Any person who violates any of the provisions of this chapter or who refuses or willfully neglects to obey any lawful order or regulation promulgated or issued as provided in this chapter, shall be guilty of a misdemeanor and, upon conviction thereof, shall be punishable by a fine of not to exceed one thousand dollars ($1,000) or by imprisonment for not to exceed six months or by both such fine and imprisonment.

Santa Clara County’s Shelter-in-Place Order Paragraph 11 states:

Pursuant to Government Code sections 26602 and 41601 [for the execution of all orders of the local health officer issued for the purpose of preventing the spread of any contagious, infectious, or communicable disease] and Health and Safety Code section 101029, the Health Officer requests that the Sheriff and all chiefs of police in the County ensure compliance with and enforce this Order. The violation of any provision of this Order constitutes an imminent threat to public health.

Health and Safety Code Section 120295 provides that any officer charged with the responsibility of enforcing these Orders who fails to do is guilty of a misdemeanor, punishable by a fine of not less than fifty dollars ($50) nor more than one thousand dollars ($1,000), or by imprisonment for a term of not more than 90 days, or by both. He or she is guilty of a separate offense for each day that the violation continued.

So, it would appear that to the extent your employer directs you to violate a shelter-in-place order you are not bound to follow his directions.  If he or she did fire you may have a case of wrongful termination in violation of public policy.

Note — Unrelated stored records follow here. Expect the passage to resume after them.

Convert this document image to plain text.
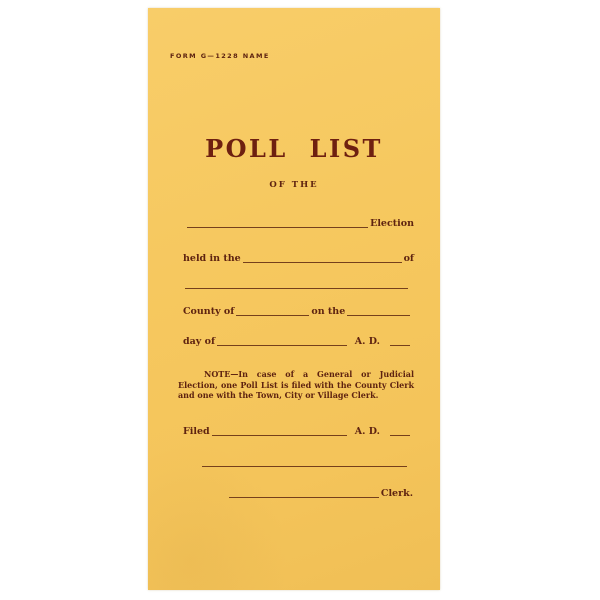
FORM G—1228 NAME
POLL LIST
OF THE
Election
held in the	of
County of	on the
day of	A. D.
NOTE—In case of a General or Judicial Election, one Poll List is filed with the County Clerk and one with the Town, City or Village Clerk.
Filed	A. D.
Clerk.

If I get fired can I collect unemployment benefits?

YES!  Ordinarily, abandoning a job without good cause or insubordination would disqualify you from receiving benefits, but not in this case.  The EDD Precedent Decisions follow Section 2856 above.  In your case following the employer’s directive would require you to break the law and subject yourself to arrest and or prosecution.  By definition such a directive is unreasonable and need not be followed.

Again, this situation is in flux.  Be vigilant for new developments.